On 2012-06-22 at 06:49 -0400, Pamela Lynn Howell wrote:
> Client took the Xenix box to his Windows hardware vendor (they rent desktop
> PCs from this guy for the office workers).
> The vendor claims there is "nothing on this system."

Bear in mind that with a different partition type, unrecognised by
Windows, someone using a Windows GUI might well just see an unrecognised
partition as disabled / unavailable and interpret it as "nothing on this
system", because in their world, there's not anything.  Nothing
particular to Windows there, except for its propensity to *only*
recognise a very limited set of partition and filesystem types.

First step should be to figure out what's meant by "nothing".  Is it
that a "dd" from the disk contains nothing but zeroes?

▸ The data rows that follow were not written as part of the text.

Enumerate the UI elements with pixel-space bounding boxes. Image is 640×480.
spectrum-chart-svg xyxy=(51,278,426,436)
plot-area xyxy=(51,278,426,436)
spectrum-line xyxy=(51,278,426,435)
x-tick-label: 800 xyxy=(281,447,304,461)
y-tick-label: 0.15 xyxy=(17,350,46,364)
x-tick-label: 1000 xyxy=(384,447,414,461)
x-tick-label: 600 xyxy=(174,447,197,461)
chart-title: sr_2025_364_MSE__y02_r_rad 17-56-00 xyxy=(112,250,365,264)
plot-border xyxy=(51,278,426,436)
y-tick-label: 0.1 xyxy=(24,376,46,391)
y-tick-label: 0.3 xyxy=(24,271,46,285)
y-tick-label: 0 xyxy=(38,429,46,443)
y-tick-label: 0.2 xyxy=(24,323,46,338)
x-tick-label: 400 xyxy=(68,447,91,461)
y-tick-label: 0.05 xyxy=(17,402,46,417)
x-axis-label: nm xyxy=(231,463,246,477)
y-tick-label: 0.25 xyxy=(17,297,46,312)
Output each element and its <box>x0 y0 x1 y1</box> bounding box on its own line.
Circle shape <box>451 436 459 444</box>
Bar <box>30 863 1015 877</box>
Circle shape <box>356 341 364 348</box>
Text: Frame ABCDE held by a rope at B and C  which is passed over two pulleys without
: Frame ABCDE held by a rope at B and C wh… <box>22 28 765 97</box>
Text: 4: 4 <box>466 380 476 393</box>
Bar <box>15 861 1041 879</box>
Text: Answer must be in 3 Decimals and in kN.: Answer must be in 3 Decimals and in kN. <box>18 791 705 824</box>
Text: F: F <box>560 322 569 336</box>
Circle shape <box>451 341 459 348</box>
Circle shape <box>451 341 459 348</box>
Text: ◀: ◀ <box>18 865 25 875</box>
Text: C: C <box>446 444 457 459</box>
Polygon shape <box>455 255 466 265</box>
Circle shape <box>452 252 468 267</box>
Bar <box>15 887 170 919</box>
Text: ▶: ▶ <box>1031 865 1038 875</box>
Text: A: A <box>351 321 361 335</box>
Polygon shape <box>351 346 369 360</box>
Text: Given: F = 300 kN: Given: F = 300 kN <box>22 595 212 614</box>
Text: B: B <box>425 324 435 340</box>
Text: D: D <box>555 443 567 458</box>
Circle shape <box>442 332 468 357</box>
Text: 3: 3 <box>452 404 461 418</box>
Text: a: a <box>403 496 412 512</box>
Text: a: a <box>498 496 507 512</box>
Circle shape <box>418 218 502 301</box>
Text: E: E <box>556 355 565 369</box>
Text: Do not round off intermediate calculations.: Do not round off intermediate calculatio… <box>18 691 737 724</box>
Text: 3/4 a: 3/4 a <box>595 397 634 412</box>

If there's data there, and it can be recovered, then the consultant
probably did not do anything nefarious.  After all, they know that their
reputation affects their ability to get work and that they're about to
need more customers.  More likely is just some minor corruption of the
storage -- disks fail.

If the data is zeroed (and the consultant is a moron), then be careful
to not read repeatedly.  Many operations can become write operations
unexpectedly, and you're going to want platter-level forensics to deal
with the fact that no single write ever gets _all_ of the data.  There's
a reason that secure deletion standards involve multiple passes, of data
in various patterns, including random.  If you're lucky, the alleged
perpetrator did not use something like "shred".